In-Situ Thermal Treatment Analysis on Site Based Doping in Single and Double Perovskite-Halides

Perovskite halide compounds with ABX₃ stoichiometry (A: monovalent Cs, B: metals, and X: halides) are highly flexible in terms of elemental substitutions while retaining the same crystalline symmetry, making them a powerful principal material in optoelectronic applications. However, there is an outsized effect (e.g. degradation) on these materials due to environmental conditions. To mitigate the decaying stability under practical and extreme environmental conditions and inherent disorder when doped, we seek to study the effects that specific site substitutions have on the stability in perovskite halides. Therefore, we synthesized a variety of single and double perovskites via solid state solutions and solvent precipitation as a function of the B- and X-site substitutions.

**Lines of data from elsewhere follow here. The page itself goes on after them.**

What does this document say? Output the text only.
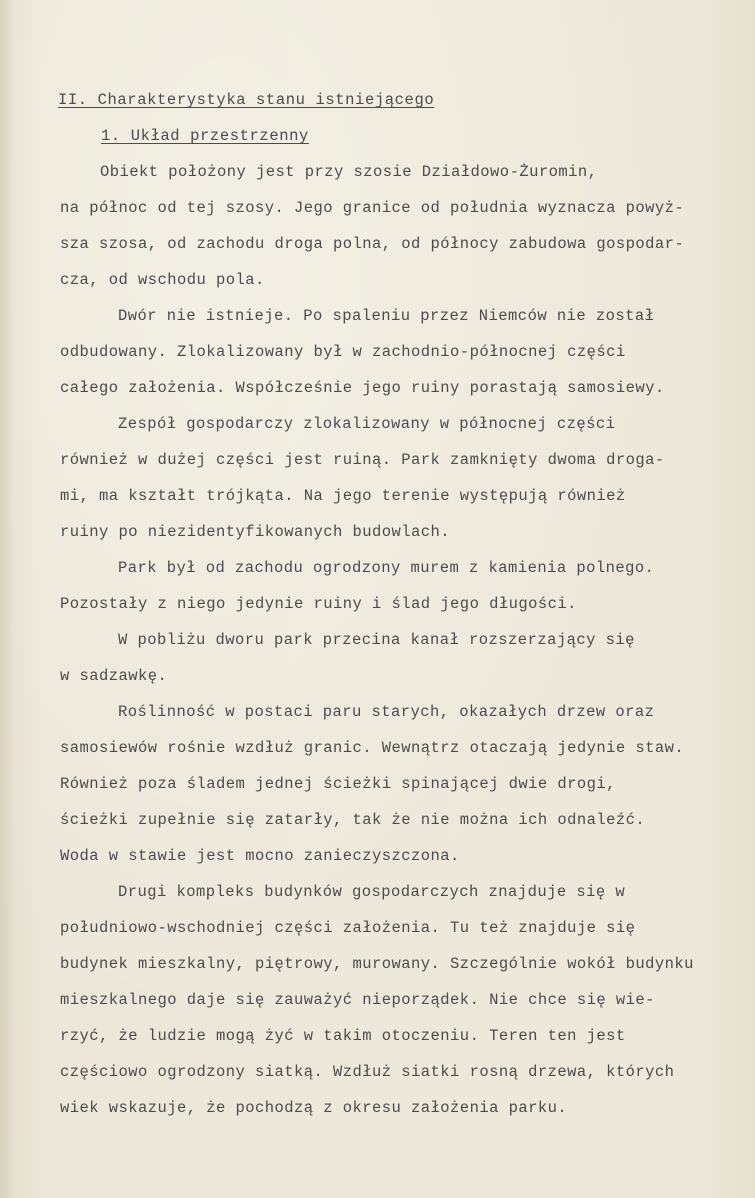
II. Charakterystyka stanu istniejącego
1. Układ przestrzenny
Obiekt położony jest przy szosie Działdowo-Żuromin,
na północ od tej szosy. Jego granice od południa wyznacza powyż-
sza szosa, od zachodu droga polna, od północy zabudowa gospodar-
cza, od wschodu pola.
Dwór nie istnieje. Po spaleniu przez Niemców nie został
odbudowany. Zlokalizowany był w zachodnio-północnej części
całego założenia. Współcześnie jego ruiny porastają samosiewy.
Zespół gospodarczy zlokalizowany w północnej części
również w dużej części jest ruiną. Park zamknięty dwoma droga-
mi, ma kształt trójkąta. Na jego terenie występują również
ruiny po niezidentyfikowanych budowlach.
Park był od zachodu ogrodzony murem z kamienia polnego.
Pozostały z niego jedynie ruiny i ślad jego długości.
W pobliżu dworu park przecina kanał rozszerzający się
w sadzawkę.
Roślinność w postaci paru starych, okazałych drzew oraz
samosiewów rośnie wzdłuż granic. Wewnątrz otaczają jedynie staw.
Również poza śladem jednej ścieżki spinającej dwie drogi,
ścieżki zupełnie się zatarły, tak że nie można ich odnaleźć.
Woda w stawie jest mocno zanieczyszczona.
Drugi kompleks budynków gospodarczych znajduje się w
południowo-wschodniej części założenia. Tu też znajduje się
budynek mieszkalny, piętrowy, murowany. Szczególnie wokół budynku
mieszkalnego daje się zauważyć nieporządek. Nie chce się wie-
rzyć, że ludzie mogą żyć w takim otoczeniu. Teren ten jest
częściowo ogrodzony siatką. Wzdłuż siatki rosną drzewa, których
wiek wskazuje, że pochodzą z okresu założenia parku.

Compositional analysis was performed with X-ray Photoelectron Spectroscopy and Energy Dispersive X-ray analysis to confirm homogeneity in the materials, while X-ray Diffraction with in-situ atmospheric control, e.g. elevated temperatures (23 – 600°C) and various gaseous atmospheres (N₂, partial vacuum, etc.) was utilized to stress these structures. By tracking material changes such as phase decomposition and melting temperatures we see an increase in structural stability when changing the X-site from I, Br, and Cl respectively thus indicating site-based doping is effective in enhancing perovskite halides stability for applications.